Page 67 of Dead Echo


  Chapter 23: Erasure

  Tomas Lopez put down the binoculars and stared through the window as the car went out of sight. He’d already written down the license plate and make, the color. Everything he might need. His balls had drawn up into a tight knot in his belly and his flesh crawled.

  He didn’t like that car one goddamn bit. No sir.

  Of course it could have been anyone, anyone at all; a relative, a salesman, a welcoming neighbor, an old boyfriend. Anyone. But he knew it wasn’t. What he’d just seen was Bad News and it had the hair standing up along the back of his neck. Because the dream last night had warned him, had put him on the lookout against his wishes. But he’d done it and he’d just seen confirmation. He pounded a fist down into his naked thigh. His erection had long since dwindled; as soon as the man had gotten out of the car it had flown away and that was something Tomas Lopez didn’t take kindly to either. He tried to forget it by going back to the dream. It had been no more than a set of images, really, that and an overwhelming sense of danger. In it he’d seen the car, that same fucking Volvo, the man inside. Even as he’d watched him disappear into the carport, Tomas had known what business he was on: he’d seen the note (that damned blurred note!) placed in the crack between the casement and screen door in the dream. And the rest was yet to come, the last few bits and pieces: her face when reading it, the phone call, several meetings with this strange prick, and finally, worst of all, the For Sale sign stuck in the front yard by the ditch. All of these things were on the way if the premonition had been correct, and as far as Tomas was concerned, why should he pretend they were not? He still wasn’t sure about the existence of a god or devil, a heaven or hell, but he knew the cult of which he was a member of had great, unknown power. He’d seen things that didn’t make sense before, that paled the imagination to think on. Things that could steal a person’s soul whether you believed in one or not.

  That brought his eye back to the coffee table.

  On it sat a thick, banded stack of welcoming brochures from the Baptist church up Simmon’s Road. He’d seen the picture on the front and thought he recognized the place, but he could, of course, be wrong. Not that it would make any difference in the long run. He’d had the dream last night and all the attendant dread it brought, and when he walked into the living room this morning all the brochures had been sitting right here in their nice little banded stack.

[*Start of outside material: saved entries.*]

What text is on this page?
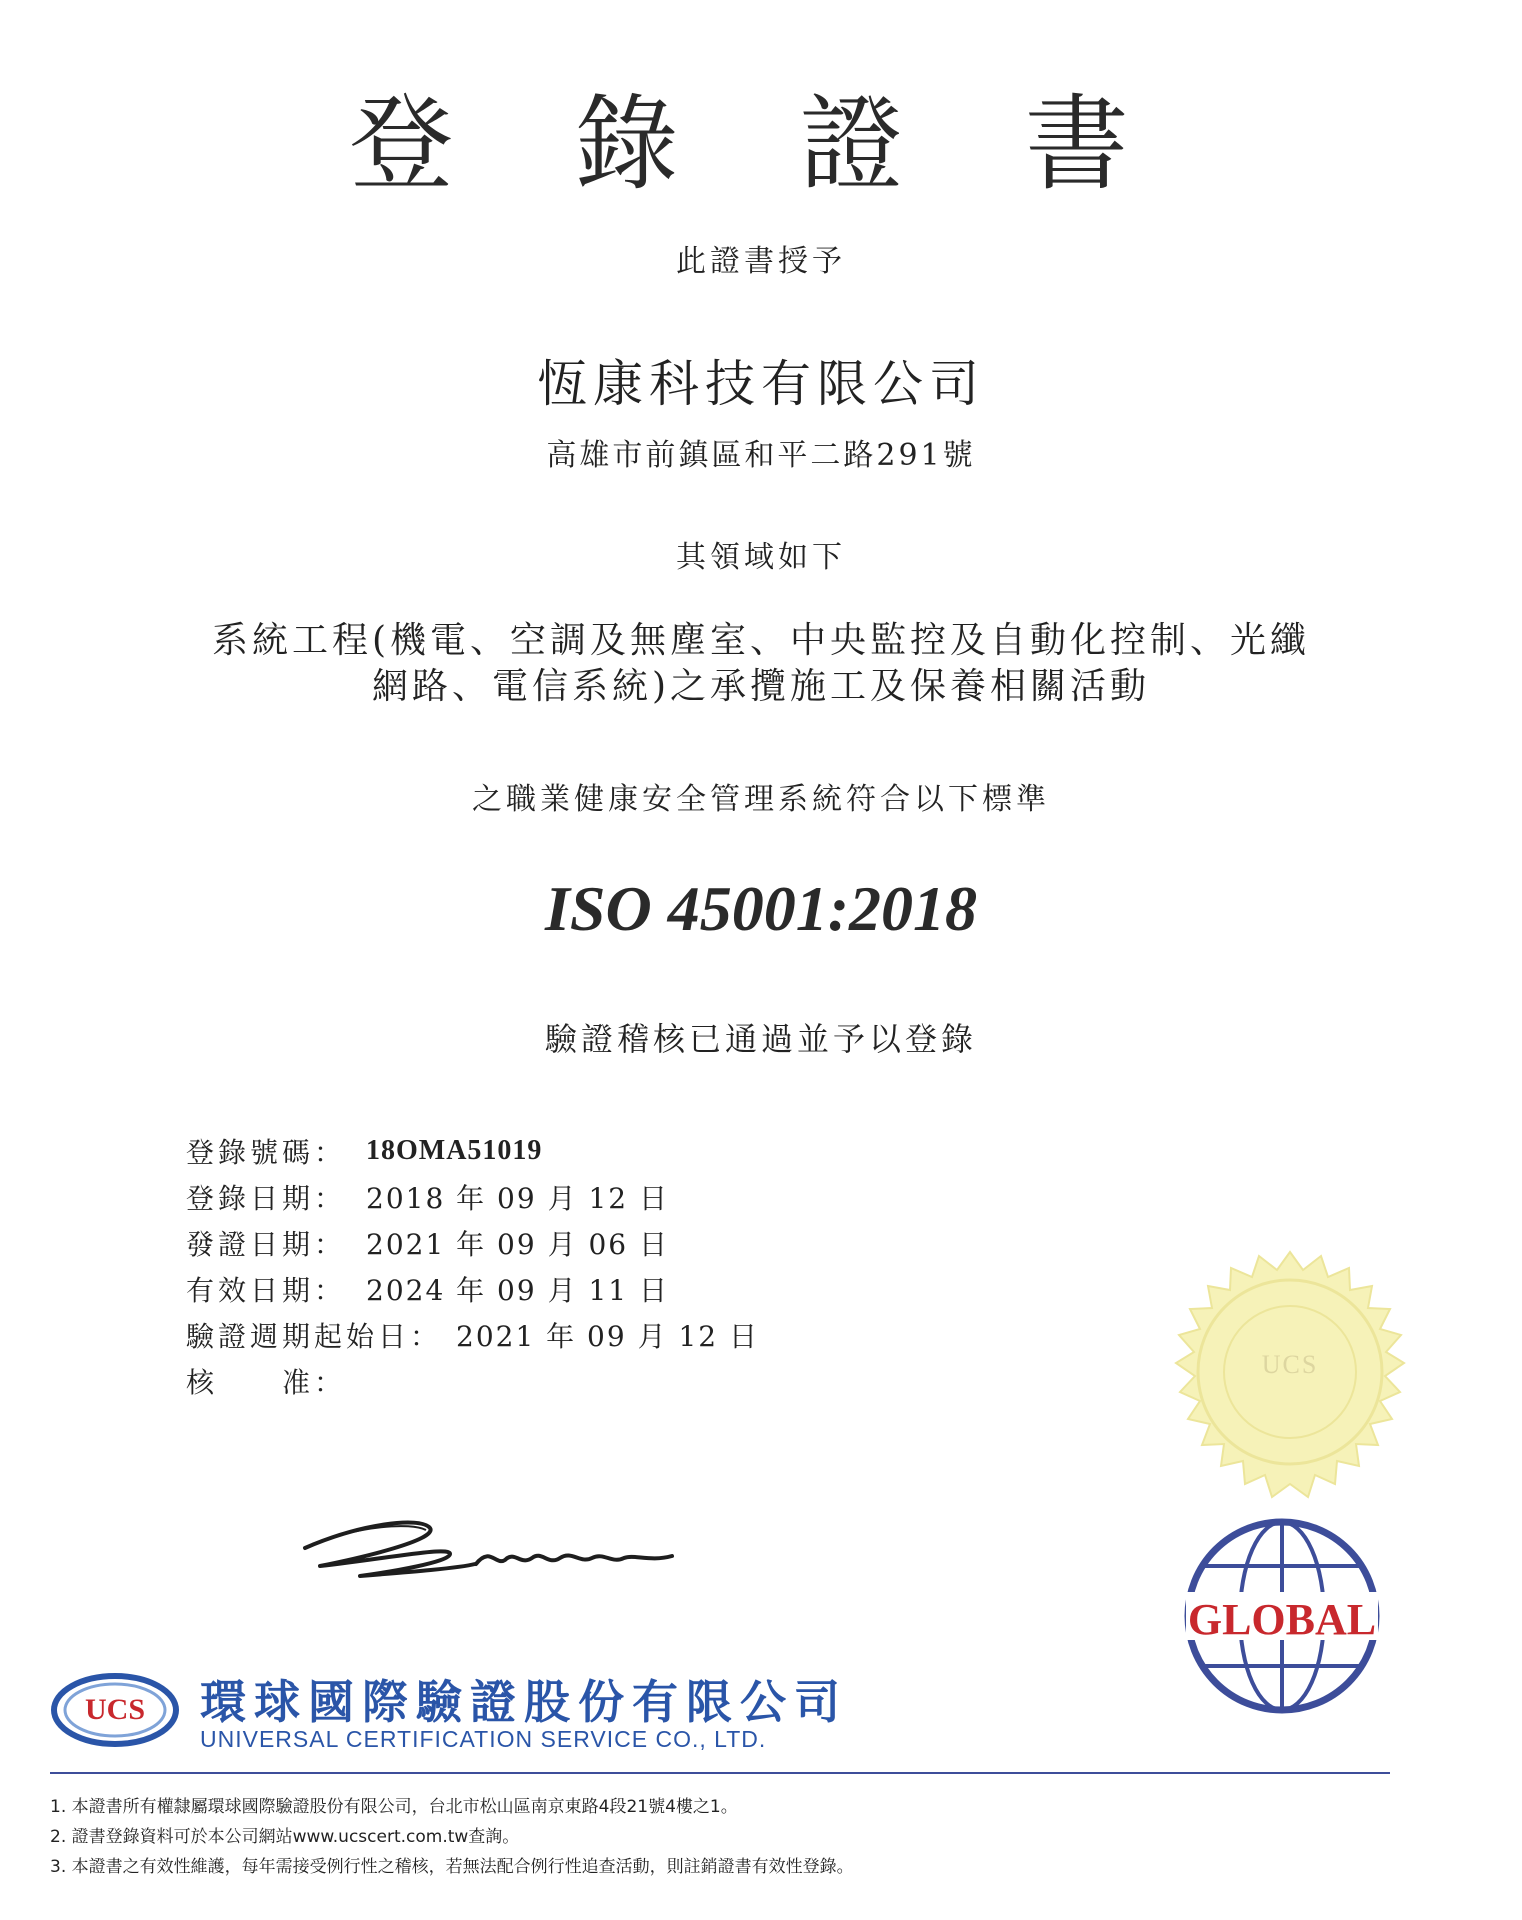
登 錄 證 書
此證書授予
恆康科技有限公司
高雄市前鎮區和平二路291號
其領域如下
系統工程(機電、空調及無塵室、中央監控及自動化控制、光纖
網路、電信系統)之承攬施工及保養相關活動
之職業健康安全管理系統符合以下標準
ISO 45001:2018
驗證稽核已通過並予以登錄
登錄號碼： 18OMA51019
登錄日期： 2018 年 09 月 12 日
發證日期： 2021 年 09 月 06 日
有效日期： 2024 年 09 月 11 日
驗證週期起始日： 2021 年 09 月 12 日
核　　准：
UCS
GLOBAL
UCS	環球國際驗證股份有限公司
UNIVERSAL CERTIFICATION SERVICE CO., LTD.
1. 本證書所有權隸屬環球國際驗證股份有限公司，台北市松山區南京東路4段21號4樓之1。
2. 證書登錄資料可於本公司網站www.ucscert.com.tw查詢。
3. 本證書之有效性維護，每年需接受例行性之稽核，若無法配合例行性追查活動，則註銷證書有效性登錄。
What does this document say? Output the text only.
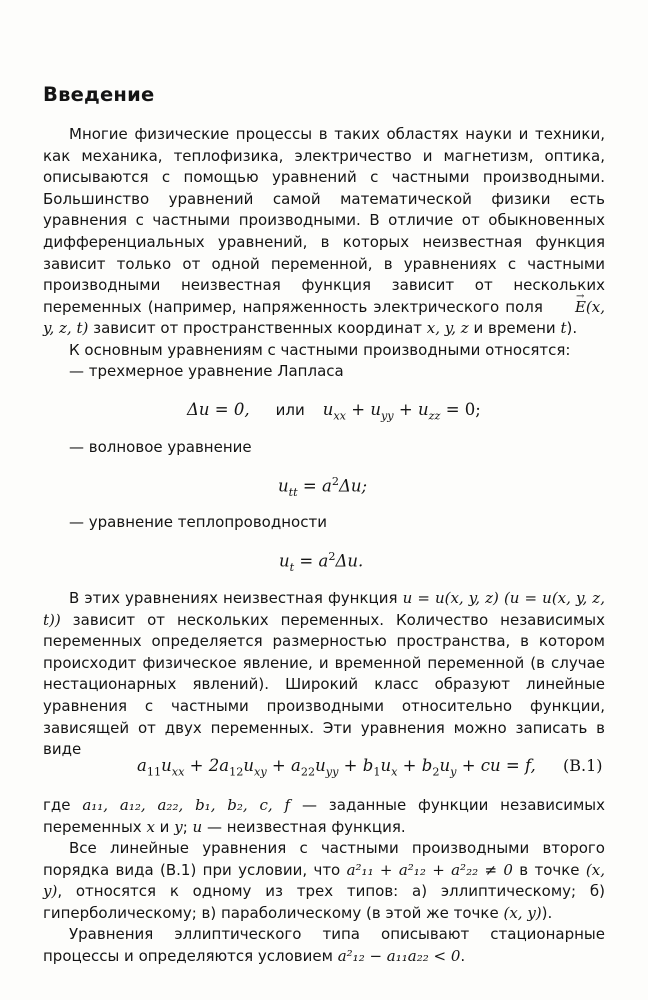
Введение
Многие физические процессы в таких областях науки и техники, как механика, теплофизика, электричество и магнетизм, оптика, описываются с помощью уравнений с частными производными. Большинство уравнений самой математической физики есть уравнения с частными производными. В отличие от обыкновенных дифференциальных уравнений, в которых неизвестная функция зависит только от одной переменной, в уравнениях с частными производными неизвестная функция зависит от нескольких переменных (например, напряженность электрического поля → E(x, y, z, t) зависит от пространственных координат x, y, z и времени t).
К основным уравнениям с частными производными относятся:
— трехмерное уравнение Лапласа
Δu = 0, или $u_{xx} + u_{yy} + u_{zz} = 0$;
— волновое уравнение
$u_{tt} = a^2\Delta u$;
— уравнение теплопроводности
$u_t = a^2\Delta u$.
В этих уравнениях неизвестная функция u = u(x, y, z) (u = u(x, y, z, t)) зависит от нескольких переменных. Количество независимых переменных определяется размерностью пространства, в котором происходит физическое явление, и временной переменной (в случае нестационарных явлений). Широкий класс образуют линейные уравнения с частными производными относительно функции, зависящей от двух переменных. Эти уравнения можно записать в виде
$a_{11}u_{xx} + 2a_{12}u_{xy} + a_{22}u_{yy} + b_1u_x + b_2u_y$ + cu = f, (В.1)
где a₁₁, a₁₂, a₂₂, b₁, b₂, c, f — заданные функции независимых переменных x и y; u — неизвестная функция.
Все линейные уравнения с частными производными второго порядка вида (В.1) при условии, что a²₁₁ + a²₁₂ + a²₂₂ ≠ 0 в точке (x, y), относятся к одному из трех типов: а) эллиптическому; б) гиперболическому; в) параболическому (в этой же точке (x, y)).
Уравнения эллиптического типа описывают стационарные процессы и определяются условием a²₁₂ − a₁₁a₂₂ < 0.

  With every problem, a solution.

  That was it, wasn’t it?

  He walked over and picked up the stack. It was Thursday and most people would be at work (he on the other hand had dropped his job like a hot potato less than a week ago), and he figured he’d be largely unnoticed in going about his real business. He had to get that goddamn note. That had been the key in the dream, the key from the pure fact that it’d been the only thing hidden from him. And he knew from the top of his head to the bottom of his feet whatever the man had left on that piece of paper did have the power to stop what was beginning to move. He’d felt the Great Beast heave and knew the time was nigh. And this thick stack of welcome from the Baptist church? Why that was the greatest irony. Even though the congregation might be a might swelled this coming Sunday, it would have nothing whatsoever to do with the intent of Whatever had given him these things. He placed the brochures back on the coffee table and walked down the hall to his bedroom to get some clothes.